Giappone, cambia l’imperatore

L’imperatore Akihito lascia il suo trono in favore del figlio Naruhito. È stata necessaria una legge per consentire l’abdicazione. È lontano, ormai, il tempo del “figlio del sole” di natura divina
. EPA/KIMIMASA MAYAMA

Forse l’immagine più significativa dell’imperatore Akihito, che ieri ha lasciato il trono del Sol Levante, è quella rimbalzata nei media del mondo intero, all’indomani del terribile tsunami che ha colpito la cittadina di Fukushima nel 2011: inginocchiato con l’imperatrice Michiko accanto agli sfollati della terribile catastrofe, vicino alla sua gente come mai prima aveva fatto un imperatore.
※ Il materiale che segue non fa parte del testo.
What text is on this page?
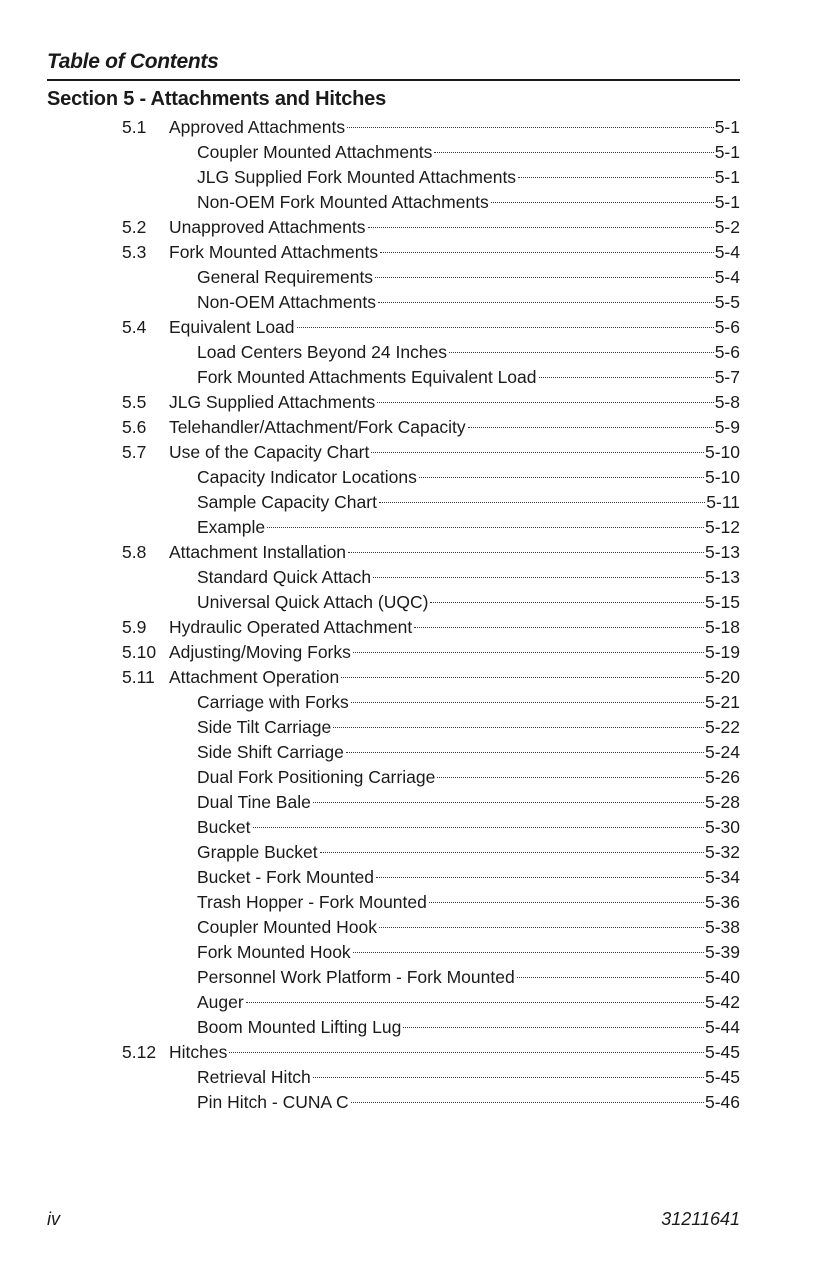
Table of Contents
Section 5 - Attachments and Hitches
5.1 Approved Attachments	5-1
Coupler Mounted Attachments	5-1
JLG Supplied Fork Mounted Attachments	5-1
Non-OEM Fork Mounted Attachments	5-1
5.2 Unapproved Attachments	5-2
5.3 Fork Mounted Attachments	5-4
General Requirements	5-4
Non-OEM Attachments	5-5
5.4 Equivalent Load	5-6
Load Centers Beyond 24 Inches	5-6
Fork Mounted Attachments Equivalent Load	5-7
5.5 JLG Supplied Attachments	5-8
5.6 Telehandler/Attachment/Fork Capacity	5-9
5.7 Use of the Capacity Chart	5-10
Capacity Indicator Locations	5-10
Sample Capacity Chart	5-11
Example	5-12
5.8 Attachment Installation	5-13
Standard Quick Attach	5-13
Universal Quick Attach (UQC)	5-15
5.9 Hydraulic Operated Attachment	5-18
5.10 Adjusting/Moving Forks	5-19
5.11 Attachment Operation	5-20
Carriage with Forks	5-21
Side Tilt Carriage	5-22
Side Shift Carriage	5-24
Dual Fork Positioning Carriage	5-26
Dual Tine Bale	5-28
Bucket	5-30
Grapple Bucket	5-32
Bucket - Fork Mounted	5-34
Trash Hopper - Fork Mounted	5-36
Coupler Mounted Hook	5-38
Fork Mounted Hook	5-39
Personnel Work Platform - Fork Mounted	5-40
Auger	5-42
Boom Mounted Lifting Lug	5-44
5.12 Hitches	5-45
Retrieval Hitch	5-45
Pin Hitch - CUNA C	5-46
iv	31211641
Ad Akihito era toccato raccogliere la difficile eredità del padre Hirohito, che nel discorso di resa alla fine della Seconda guerra mondiale era stato costretto ad ammettere di non essere il “figlio del sole”, in una parola, di non avere natura divina: una dichiarazione sconcertante per il suo popolo, che aveva considerato normale immolarsi in guerra per il Tenno. Asceso all’impero nel 1989, Akihito ha dovuto incarnare il nuovo ruolo previsto dalla Costituzione giapponese, quella di simbolo dell’unità della nazione; non a caso, aveva scelto per l’era che inaugurava il nome Heisei, pace universale, a incarnare il rifiuto della guerra iscritto nella nuova Costituzione.

La fine di quest’era, durata trent’anni, vede il passaggio da un’epoca di continua ascesa economica e prosperità ad un’altra in cui il Paese del Sol Levante deve ridisegnare il suo ruolo in Asia e nel mondo, in un tempo critico per la società giapponese, anche a fronte dell’irresistibile ascesa della Cina.

Per l’abdicazione di Akihito, inedita, dopo due secoli di successione ereditaria, è stato necessario promulgare una legge speciale, su richiesta dello stesso imperatore, che l’aveva motivata con l’età avanzata e i problemi di salute. «Assolvere al mio compito è stata fonte di felicità», ha detto nel breve discorso di commiato, ringraziando il suo popolo.

Tocca ora al figlio Naruhito, che dal primo maggio inaugura l’era Reiwa, perfetta armonia, essere il simbolo dell’unità di un Paese teso fra tradizione e modernità, alla ricerca di una nuova difficile sintesi.